Com algumas dessas novas tecnologias, o governo começou a abolir as quarentenas de navios. Como mostram documentos da época, imigrantes desembarcados também passaram a gozar de liberdade de locomoção desde que indicassem a residência de destino, onde seriam visitados por funcionários da Inspetoria Geral de Saúde do Porto do Rio de Janeiro, durante o prazo de incubação da doença registradas nos navios.
Dentro do Brasil
As medidas para evitar o espalhamento de doenças também ocorriam dentro do Brasil.
Durante a epidemia de cólera que atingiu a parte paulista do Vale do Paraíba no final de 1894, registros em jornais da época mostram que o tráfego ferroviário entre os estados de São Paulo e Rio de Janeiro foi interrompido, para evitar a propagação da doença à então capital federal.

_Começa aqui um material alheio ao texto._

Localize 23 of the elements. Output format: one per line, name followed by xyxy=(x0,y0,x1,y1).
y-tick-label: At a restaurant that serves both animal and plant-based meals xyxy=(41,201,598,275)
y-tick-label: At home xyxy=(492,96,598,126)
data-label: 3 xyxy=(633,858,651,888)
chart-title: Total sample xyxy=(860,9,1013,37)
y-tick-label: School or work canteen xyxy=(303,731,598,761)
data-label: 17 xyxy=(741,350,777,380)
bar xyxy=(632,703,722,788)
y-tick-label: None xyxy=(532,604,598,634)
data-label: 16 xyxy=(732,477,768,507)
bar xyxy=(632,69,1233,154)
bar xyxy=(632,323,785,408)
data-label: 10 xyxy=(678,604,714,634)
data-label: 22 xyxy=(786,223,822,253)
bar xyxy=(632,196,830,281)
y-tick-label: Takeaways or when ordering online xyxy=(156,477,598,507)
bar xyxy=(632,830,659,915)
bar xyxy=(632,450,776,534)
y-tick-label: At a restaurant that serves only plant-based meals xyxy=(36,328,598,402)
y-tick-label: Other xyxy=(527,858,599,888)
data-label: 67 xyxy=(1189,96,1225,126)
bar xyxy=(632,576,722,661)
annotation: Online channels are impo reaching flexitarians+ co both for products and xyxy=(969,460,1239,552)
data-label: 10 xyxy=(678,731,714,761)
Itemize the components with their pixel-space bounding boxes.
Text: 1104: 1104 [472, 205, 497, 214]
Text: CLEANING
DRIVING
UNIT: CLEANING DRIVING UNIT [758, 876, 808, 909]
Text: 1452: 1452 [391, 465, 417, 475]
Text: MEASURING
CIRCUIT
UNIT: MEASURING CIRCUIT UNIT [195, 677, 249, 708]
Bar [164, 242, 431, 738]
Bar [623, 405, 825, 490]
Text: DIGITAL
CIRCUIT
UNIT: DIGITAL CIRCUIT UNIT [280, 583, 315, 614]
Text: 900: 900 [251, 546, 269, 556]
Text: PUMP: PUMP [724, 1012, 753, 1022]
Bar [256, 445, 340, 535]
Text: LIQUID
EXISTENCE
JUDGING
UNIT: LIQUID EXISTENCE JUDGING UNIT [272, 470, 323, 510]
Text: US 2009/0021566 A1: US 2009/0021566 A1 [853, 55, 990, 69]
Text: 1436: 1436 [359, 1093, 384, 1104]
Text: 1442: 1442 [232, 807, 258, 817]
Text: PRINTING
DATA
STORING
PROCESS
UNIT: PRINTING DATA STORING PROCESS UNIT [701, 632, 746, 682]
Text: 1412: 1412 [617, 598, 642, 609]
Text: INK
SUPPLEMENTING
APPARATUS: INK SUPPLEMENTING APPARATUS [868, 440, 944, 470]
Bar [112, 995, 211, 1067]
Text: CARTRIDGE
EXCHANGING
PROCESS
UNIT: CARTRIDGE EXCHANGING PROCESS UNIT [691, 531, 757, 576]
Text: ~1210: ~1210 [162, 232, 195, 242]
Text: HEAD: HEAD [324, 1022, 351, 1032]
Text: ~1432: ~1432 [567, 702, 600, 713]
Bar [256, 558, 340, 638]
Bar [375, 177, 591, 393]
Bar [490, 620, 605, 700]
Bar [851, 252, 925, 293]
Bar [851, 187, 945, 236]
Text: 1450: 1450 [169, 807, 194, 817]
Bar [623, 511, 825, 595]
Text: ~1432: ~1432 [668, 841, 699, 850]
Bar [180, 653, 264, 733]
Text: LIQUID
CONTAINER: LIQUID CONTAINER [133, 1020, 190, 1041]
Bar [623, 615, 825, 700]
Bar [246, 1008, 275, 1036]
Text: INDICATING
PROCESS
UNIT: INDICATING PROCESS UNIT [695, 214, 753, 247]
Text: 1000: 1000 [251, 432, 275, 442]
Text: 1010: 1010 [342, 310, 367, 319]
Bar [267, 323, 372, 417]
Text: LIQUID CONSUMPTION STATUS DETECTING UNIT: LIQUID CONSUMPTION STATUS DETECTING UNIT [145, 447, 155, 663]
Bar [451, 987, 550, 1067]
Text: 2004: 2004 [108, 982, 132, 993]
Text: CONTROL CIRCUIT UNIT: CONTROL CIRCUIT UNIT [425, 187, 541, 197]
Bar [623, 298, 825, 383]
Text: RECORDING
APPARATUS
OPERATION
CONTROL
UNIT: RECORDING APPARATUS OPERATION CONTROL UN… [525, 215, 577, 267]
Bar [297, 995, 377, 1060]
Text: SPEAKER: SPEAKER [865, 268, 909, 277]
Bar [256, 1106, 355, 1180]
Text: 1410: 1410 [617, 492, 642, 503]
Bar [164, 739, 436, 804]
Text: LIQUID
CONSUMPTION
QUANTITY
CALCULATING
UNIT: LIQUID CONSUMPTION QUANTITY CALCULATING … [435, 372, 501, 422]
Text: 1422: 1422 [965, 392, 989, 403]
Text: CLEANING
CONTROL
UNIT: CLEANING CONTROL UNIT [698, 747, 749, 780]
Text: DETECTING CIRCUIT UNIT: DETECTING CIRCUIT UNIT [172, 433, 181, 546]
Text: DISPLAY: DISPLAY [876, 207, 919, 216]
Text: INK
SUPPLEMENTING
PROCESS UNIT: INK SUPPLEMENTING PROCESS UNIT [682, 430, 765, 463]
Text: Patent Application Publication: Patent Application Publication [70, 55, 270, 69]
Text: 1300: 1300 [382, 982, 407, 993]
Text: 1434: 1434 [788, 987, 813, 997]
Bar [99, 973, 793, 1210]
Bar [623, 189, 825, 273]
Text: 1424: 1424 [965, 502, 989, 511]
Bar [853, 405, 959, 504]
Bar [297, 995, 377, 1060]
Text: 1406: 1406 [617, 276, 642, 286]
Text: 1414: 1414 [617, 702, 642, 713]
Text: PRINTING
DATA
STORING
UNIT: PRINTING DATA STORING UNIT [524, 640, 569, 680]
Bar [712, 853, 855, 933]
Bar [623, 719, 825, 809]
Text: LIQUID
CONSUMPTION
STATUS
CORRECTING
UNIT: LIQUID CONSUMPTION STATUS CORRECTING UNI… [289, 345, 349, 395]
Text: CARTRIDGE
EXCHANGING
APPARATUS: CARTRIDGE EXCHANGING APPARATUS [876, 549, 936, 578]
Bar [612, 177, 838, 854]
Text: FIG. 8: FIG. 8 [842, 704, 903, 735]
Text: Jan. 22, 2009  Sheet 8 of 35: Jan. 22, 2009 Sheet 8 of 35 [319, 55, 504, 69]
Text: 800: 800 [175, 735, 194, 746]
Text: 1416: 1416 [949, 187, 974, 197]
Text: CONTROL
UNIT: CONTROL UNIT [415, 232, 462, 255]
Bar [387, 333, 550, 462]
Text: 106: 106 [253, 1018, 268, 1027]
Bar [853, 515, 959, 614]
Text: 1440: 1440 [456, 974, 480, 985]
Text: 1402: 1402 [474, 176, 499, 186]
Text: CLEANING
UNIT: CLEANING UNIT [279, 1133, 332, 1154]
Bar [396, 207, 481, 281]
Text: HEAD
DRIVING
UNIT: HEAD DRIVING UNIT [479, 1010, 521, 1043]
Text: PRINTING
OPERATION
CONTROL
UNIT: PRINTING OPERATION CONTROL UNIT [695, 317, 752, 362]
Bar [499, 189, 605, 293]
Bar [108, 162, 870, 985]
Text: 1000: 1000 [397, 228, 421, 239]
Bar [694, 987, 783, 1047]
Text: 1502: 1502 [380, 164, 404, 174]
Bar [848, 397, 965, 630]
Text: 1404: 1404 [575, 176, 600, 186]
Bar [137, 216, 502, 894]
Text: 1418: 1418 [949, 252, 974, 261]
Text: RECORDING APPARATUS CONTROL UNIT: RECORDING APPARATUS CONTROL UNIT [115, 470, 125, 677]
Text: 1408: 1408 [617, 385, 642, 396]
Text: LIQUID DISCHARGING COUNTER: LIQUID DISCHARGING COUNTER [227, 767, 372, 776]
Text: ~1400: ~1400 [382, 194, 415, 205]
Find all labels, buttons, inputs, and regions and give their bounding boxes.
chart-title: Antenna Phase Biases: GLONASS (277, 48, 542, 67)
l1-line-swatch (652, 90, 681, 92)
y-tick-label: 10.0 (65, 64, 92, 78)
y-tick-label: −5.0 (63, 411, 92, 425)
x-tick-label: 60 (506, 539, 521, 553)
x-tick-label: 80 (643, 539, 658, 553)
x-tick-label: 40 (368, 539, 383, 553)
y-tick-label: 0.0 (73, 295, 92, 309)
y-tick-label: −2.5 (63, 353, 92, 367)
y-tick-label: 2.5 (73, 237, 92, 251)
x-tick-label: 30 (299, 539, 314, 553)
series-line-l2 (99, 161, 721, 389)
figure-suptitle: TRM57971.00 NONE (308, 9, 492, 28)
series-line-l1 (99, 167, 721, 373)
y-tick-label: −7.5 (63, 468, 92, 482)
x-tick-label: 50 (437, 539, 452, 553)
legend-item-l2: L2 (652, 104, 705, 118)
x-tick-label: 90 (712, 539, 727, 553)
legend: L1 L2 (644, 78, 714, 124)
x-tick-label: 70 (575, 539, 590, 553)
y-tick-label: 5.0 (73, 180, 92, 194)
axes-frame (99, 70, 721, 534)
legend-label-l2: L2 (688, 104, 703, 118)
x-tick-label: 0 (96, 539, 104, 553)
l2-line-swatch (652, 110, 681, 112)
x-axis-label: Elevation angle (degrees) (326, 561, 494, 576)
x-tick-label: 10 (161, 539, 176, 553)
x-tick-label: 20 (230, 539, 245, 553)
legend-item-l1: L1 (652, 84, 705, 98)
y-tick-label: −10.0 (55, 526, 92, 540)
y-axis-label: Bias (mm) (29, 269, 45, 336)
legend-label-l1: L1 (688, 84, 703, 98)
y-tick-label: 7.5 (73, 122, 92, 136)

Empresários paulistas criticavam as medidas, que prejudicavam o comércio e a indústria. Por vezes, minimizavam a força da epidemia e faziam duras críticas à administração. A interrupção durou alguns meses, mas depois foi substituída por medidas como passaporte sanitário, desinfecção de passageiros e proibição de comércio de produtos como carne e leite.
Para o historiador Henrique Trindade, a política sanitária do período "contribuiu para que algumas epidemias do final do século 19, do começo do século 20, não fossem tão mortíferas quanto poderiam ser".
Mas também não impediu que doenças se alastrassem pelo Brasil, como a cólera, em 1899. O surto, porém, fez o país criar as suas duas mais importantes instituições de pesquisa em saúde: Fiocruz e Butantan.